現代の映画を毛嫌いする私がタランティーノがベン・アフレックの新作を称賛していた場面を見逃した

2026年6月5日

クエンティン・タランティーノは、映画に対する意見を小さな制御された爆発へと変えることを恥じたことがない人物として知られている。これは、ハリウッドの「マーベル化」を批判し、ジョージ・クロー ニーの映画スターとしての地位を疑問視し、彼が『There Will Be Blood』でポール・ダノを「弱いソースだ」と呼んだことで波紋を呼んだ監督と同じ人間だ。その見解は十分な注目を集め、その後ヨルゴス・ランティモスも介入して、ダノの作品はそれ自体で語っているのだから観客が過剰に批判する必要はない、という趣旨の発言をしている。だからこそ、彼が新作を賞賛する場面は、ある程度驚きを伴う。しかも、彼が最近のベン・アフレックの配信映画を称賛する場面を私は目にしていなかった。

Varietyによれば、タランティーノは現代のハリウッドに対する苛立ちについてSight & Sound誌に寄稿し、2026年の映画カレンダーに並ぶ作品を観ること自体が「ほとんど不可能」に近く、観るたびにそれを「徹底的に批評してしまう」状況だと記している。そうなると、彼の頑固な壁を破って現れた『The Rip』は、ベン・アフレックとマット・デイモンが主演するNetflixの刑事サスペンス映画として、私には意外な存在だった。彼はこう書いている。

新作のサスペンス映画が公開され、私をしっかりと捕え、上映の全時間を通じて私を引きつけた。新しい着想を備えた興奮させる刑事サスペンスで、巧妙な方法で成果を出してくれる。総体として私には完璧に響いた。カルナハンの演出、見事なキャスト、映画の映像美(撮影:ファーストネーム・フルネームのロール・アスピロスの手腕)――しかしこの素晴らしいコレクションの真の力となるのは、カルナハンとマイケル・マグレイルによる素晴らしい脚本だ。

タランティーノからの、あの光り輝く賛辞は、ほとんどブラスセクションを従えたパレードのようだ。これが笑える理由の一つは、彼の現代映画に対する不満がエンターテインメント・ニュースの新たなジャンルとして独立してしまっていることだ。例えば、彼は新作のスーパーヒーロー映画の俳優たちを痛烈に批判し、彼らがマーベル映画の“本当のスター”ではないと述べてきた。

それゆえ、ジャンゴ 繋がりの監督兼作家が『The Rip』を称賛するというのは、驚きをもって受け止められるのも不思議ではない。
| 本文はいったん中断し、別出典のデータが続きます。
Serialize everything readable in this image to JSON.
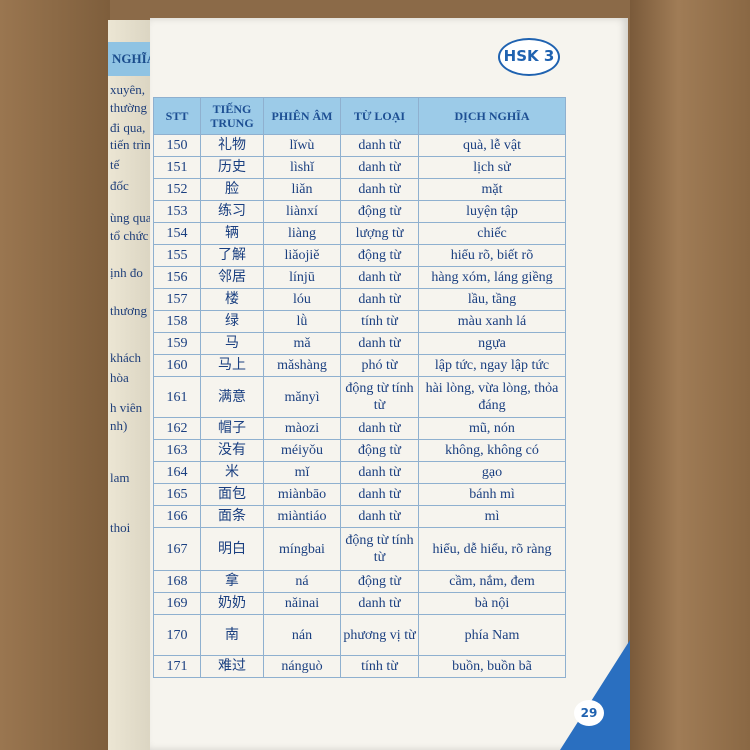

ジョー・カルナハンが監督を務めたこの映画は、マイアミデイドの二人の捜査官が、カルテルの現金2000万ドルに結びつく腐敗を暴く物語である。アフレックとデイモンに加え、スティーブン・ユン、テヤナ・テイラー、サシャ・カレ、カイル・チャンドラーがキャストに名を連ねている。さらに、監督がタランティーノの名作のいくつかで扱われたような主題に触れている点からも、この作品が彼の好みに適うジャンル設定だと感じられる要素があるのだろう。

タランティーノは、漠然とした称賛を投げかけてそれで終わらせることはしなかった。彼は映画の全体的な構造を高く評価しているのだ。意見の強い映画製作者は現代のハリウッドを徹底的に非難してもよいが、彼は依然として脚本家でもある。彼に、構造、緊張感、歯を食いしばるような前提の中に閉じ込められたキャラクターを与えれば、たとえ新作のNetflix映画であっても門をくぐらせることができるらしい。
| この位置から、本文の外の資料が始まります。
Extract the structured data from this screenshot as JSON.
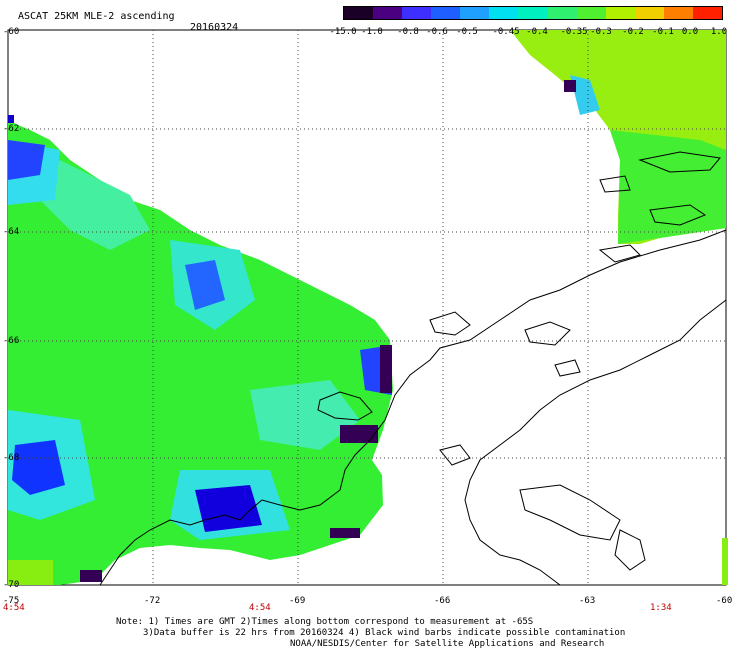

それは、なぜ『The Rip』が彼にとって、他の多くの新作映画がそうでないように響いたのかを説明する助けにもなる。これはフランチャイズの台本に合わせて作られた映画ではなく、機略と職人技を備えたスリムで力強い刑事サスペンスであり、「ジャッキー・ブラウン」の監督である彼に、そもそもこうした映画を好む理由を思い出させるだけの技を備えている。

つまり、私のビンゴカードには、クエンティン・タランティーノがベン・アフレックとマット・デイモンのNetflix犯罪ドラマの最新の大声援者になるといった予想は含まれていなかった。しかし、それがこの称賛をより興味深くしているのかもしれない。ほとんど新作すべてに疲れ切っているように聞こえる監督でさえも、The Ripはまだ重要な1つのこと─それは彼の関心を引きつけ続けること─を成し遂げたのだ。

The Ripは現在、Netflixのサブスクリプションで視聴可能です。